John Pacheco, the owner of the building and vice commander of Post 20, said in a phone interview last week he had nearly 20 members already signed up.
“Our goal is to be a fully activated post, which allows us to have the bar and bingo facility,” he said during a telephone interview last week. “You have to have 50 members. By Veterans Day, we should be able to obtain that.”
He said Post 20 will have a number of former members who now live in San Jon and Logan but resided in Tucumcari when the post closed in the mid-1990s.
“We’ve probably received 50 to 60 calls about it, and that includes the auxiliaries,” Pacheco said.
Pacheco said he also anticipates a membership boost from the recent closure of the American Legion Post 77 Auxiliary in Logan.
Once Post 20 is fully operational, Pacheco said he has a mission on how to use the proceeds from bingo, facility rentals and other events.
“All the proceeds we gain from that facility will be used to feed the youth of Tucumcari,” he said. “Our mission statement will be to feed the youth of our community from pre-K to (grade) 12. We’ll try to provide evening meals from 5 to 6:30 p.m. through that drive-through window.”
The Hardee’s closed in 2002 and deteriorated into an eyesore at the corner of First Street and Tucumcari Boulevard in the years since.
Pacheco said he’s spent about $385,000 on purchasing and renovating the Hardee’s building. Since acquiring it, the structure has been repainted red, white and blue, along with symbols of U.S. military branches.
“We’ve been getting calls every day, thanking us” for brightening that corner, he said.
Pacheco, a Tucumcari native and a disabled Army veteran, said the impetus for resurrecting Post 20 came after the death of his mother in April. He said he went to a service and saw headstones for long-deceased veterans that had been in storage for years.
“The feedback that was given to us was the families were responsible for placing those headstones. That broke my heart,” Pacheco said, whose voice broke with emotion.
He said Post 20 will call federal officials and ensure that deceased veterans will receive a proper burial.
Pacheco reactivated Legion Post 20 in mid-April after the post went dormant in 1996. He said it was one of New Mexico’s oldest American Legion posts. He said the post also will refer veterans suffering from illnesses of post-traumatic stress syndrome to proper healthcare providers.
Veterans, close relatives of veterans or the widows or widowers of veterans who are interested in joining Post 20 should call post treasurer Lorraine Romo at (505) 264-8188.
“We’ve had a lot of interest,” Romo said.
Tucumcari also has another longtime veterans group, VFW Post 2528. Slik Knapp, its commender, said earlier this year he welcomed another veterans organization in Tucumcari.
Pacheco also has been in the news lately as the owner of the former Quail Ridge assisted living facility.
He converted the facility into housing for Mesalands Community College students, but residents in the neighborhood complained about noise, additional traffic and concerns over property values.
Earlier this month, the city commission approved a zoning change that reverts Quail Ridge’s special-use permit to R-1 single family residential housing.
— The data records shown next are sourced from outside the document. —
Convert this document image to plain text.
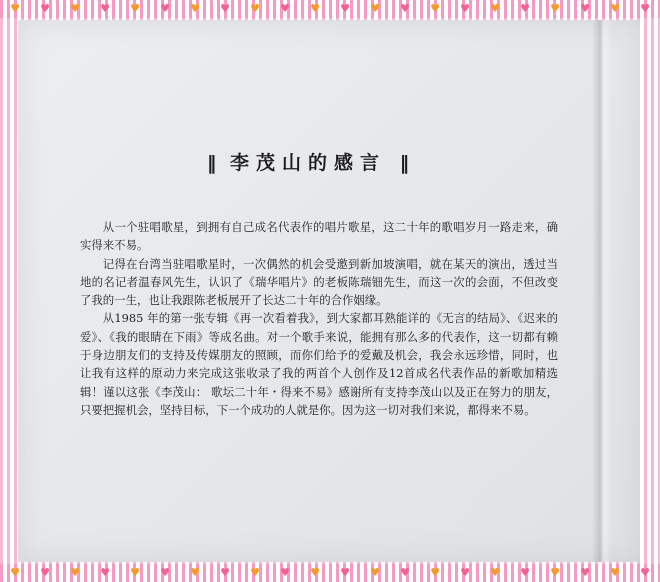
♥ ♥ ♥ ♥ ♥ ♥ ♥ ♥ ♥ ♥ ♥ ♥ ♥ ♥ ♥ ♥ ♥ ♥ ♥ ♥ ♥ ♥
♥ ♥ ♥ ♥ ♥ ♥ ♥ ♥ ♥ ♥ ♥ ♥ ♥ ♥ ♥ ♥ ♥ ♥ ♥ ♥ ♥ ♥
‖ 李茂山的感言 ‖

从一个驻唱歌星，到拥有自己成名代表作的唱片歌星，这二十年的歌唱岁月一路走来，确实得来不易。

记得在台湾当驻唱歌星时，一次偶然的机会受邀到新加坡演唱，就在某天的演出，透过当地的名记者温春风先生，认识了《瑞华唱片》的老板陈瑞钿先生，而这一次的会面，不但改变了我的一生，也让我跟陈老板展开了长达二十年的合作姻缘。

从1985 年的第一张专辑《再一次看着我》，到大家都耳熟能详的《无言的结局》、《迟来的爱》、《我的眼睛在下雨》等成名曲。对一个歌手来说，能拥有那么多的代表作，这一切都有赖于身边朋友们的支持及传媒朋友的照顾，而你们给予的爱戴及机会，我会永远珍惜，同时，也让我有这样的原动力来完成这张收录了我的两首个人创作及12首成名代表作品的新歌加精选辑！谨以这张《李茂山： 歌坛二十年・得来不易》感谢所有支持李茂山以及正在努力的朋友，只要把握机会，坚持目标，下一个成功的人就是你。因为这一切对我们来说，都得来不易。
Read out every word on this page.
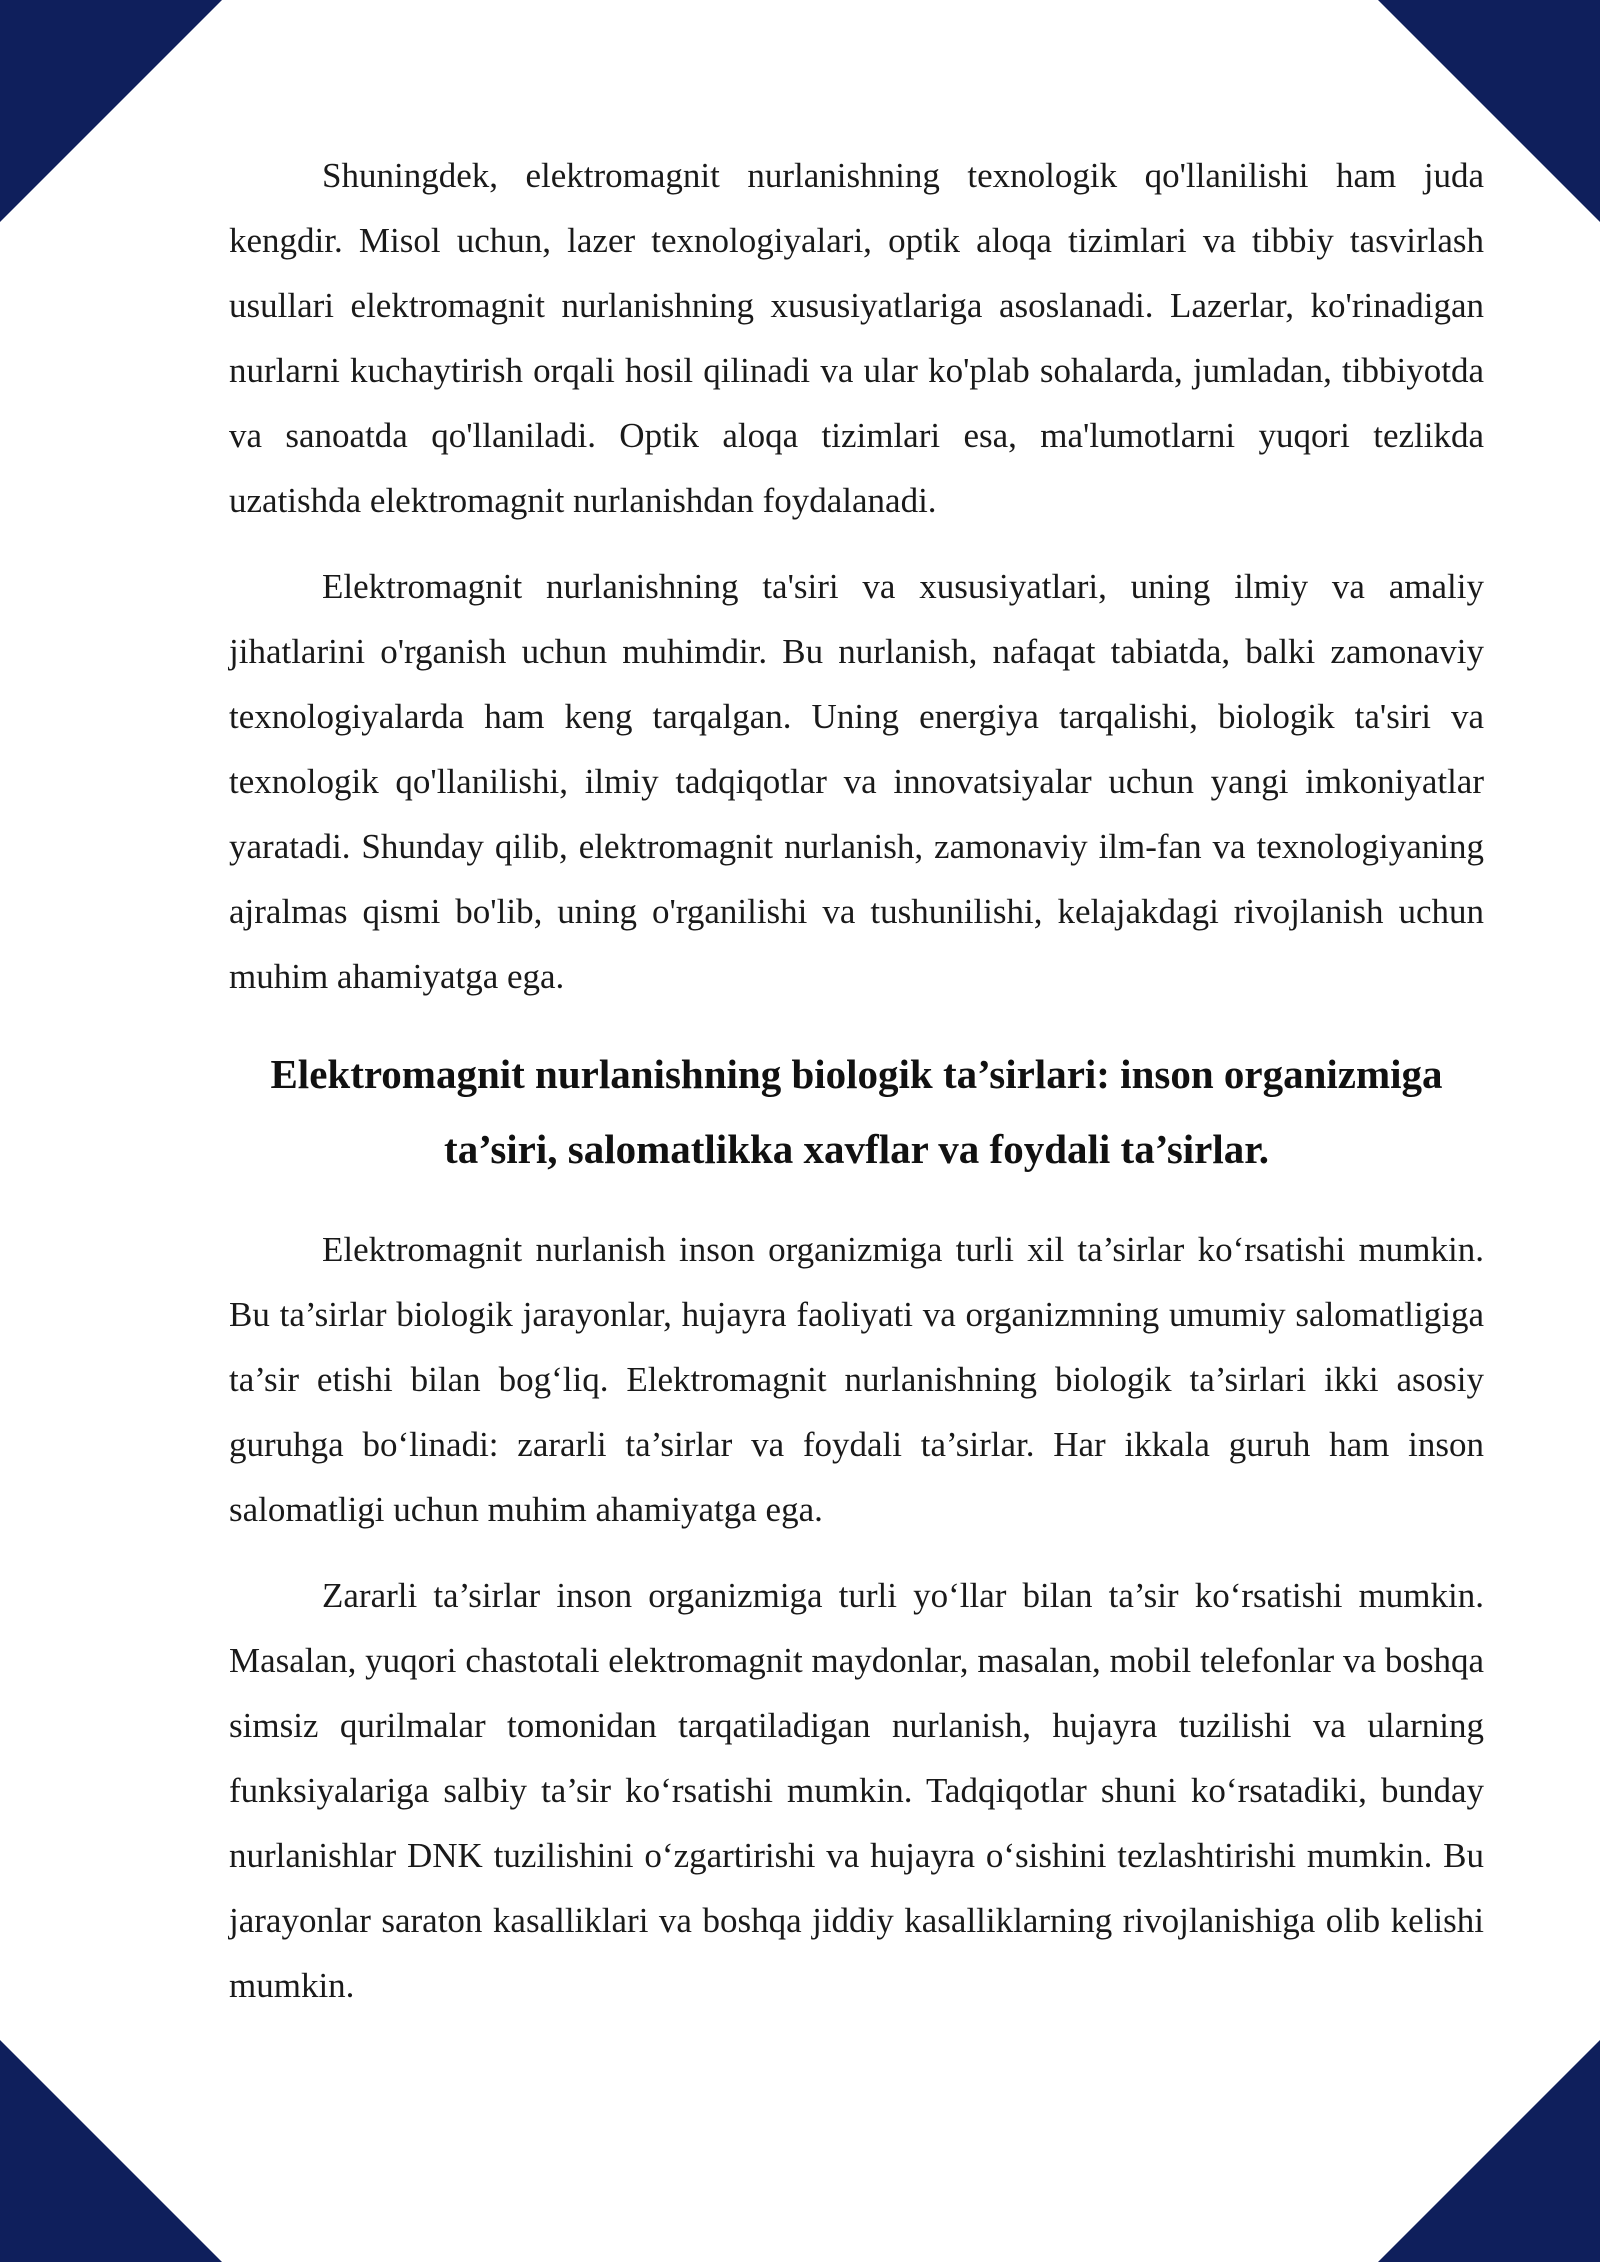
Shuningdek, elektromagnit nurlanishning texnologik qo'llanilishi ham juda kengdir. Misol uchun, lazer texnologiyalari, optik aloqa tizimlari va tibbiy tasvirlash usullari elektromagnit nurlanishning xususiyatlariga asoslanadi. Lazerlar, ko'rinadigan nurlarni kuchaytirish orqali hosil qilinadi va ular ko'plab sohalarda, jumladan, tibbiyotda va sanoatda qo'llaniladi. Optik aloqa tizimlari esa, ma'lumotlarni yuqori tezlikda uzatishda elektromagnit nurlanishdan foydalanadi.

Elektromagnit nurlanishning ta'siri va xususiyatlari, uning ilmiy va amaliy jihatlarini o'rganish uchun muhimdir. Bu nurlanish, nafaqat tabiatda, balki zamonaviy texnologiyalarda ham keng tarqalgan. Uning energiya tarqalishi, biologik ta'siri va texnologik qo'llanilishi, ilmiy tadqiqotlar va innovatsiyalar uchun yangi imkoniyatlar yaratadi. Shunday qilib, elektromagnit nurlanish, zamonaviy ilm-fan va texnologiyaning ajralmas qismi bo'lib, uning o'rganilishi va tushunilishi, kelajakdagi rivojlanish uchun muhim ahamiyatga ega.

Elektromagnit nurlanishning biologik ta’sirlari: inson organizmiga ta’siri, salomatlikka xavflar va foydali ta’sirlar.

Elektromagnit nurlanish inson organizmiga turli xil ta’sirlar ko‘rsatishi mumkin. Bu ta’sirlar biologik jarayonlar, hujayra faoliyati va organizmning umumiy salomatligiga ta’sir etishi bilan bog‘liq. Elektromagnit nurlanishning biologik ta’sirlari ikki asosiy guruhga bo‘linadi: zararli ta’sirlar va foydali ta’sirlar. Har ikkala guruh ham inson salomatligi uchun muhim ahamiyatga ega.

Zararli ta’sirlar inson organizmiga turli yo‘llar bilan ta’sir ko‘rsatishi mumkin. Masalan, yuqori chastotali elektromagnit maydonlar, masalan, mobil telefonlar va boshqa simsiz qurilmalar tomonidan tarqatiladigan nurlanish, hujayra tuzilishi va ularning funksiyalariga salbiy ta’sir ko‘rsatishi mumkin. Tadqiqotlar shuni ko‘rsatadiki, bunday nurlanishlar DNK tuzilishini o‘zgartirishi va hujayra o‘sishini tezlashtirishi mumkin. Bu jarayonlar saraton kasalliklari va boshqa jiddiy kasalliklarning rivojlanishiga olib kelishi mumkin.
Mesalands Interim President Allen Moss said at the meeting he supported Pacheco’s effort to supply housing to students, but such efforts “should be in accordance of the law.”
Pacheco said those students have to leave the facility by Oct. 27, and he was exploring his legal options regarding the property.
Pacheco or his company, Silverline Rehab Construction, also have been subject to six recent lawsuits from residents.
Pacheco, saying his company has remodeled more than 100 homes in Tucumcari since the severe hailstorm in May, labeled the lawsuits as “frivolous” and would fight them in court.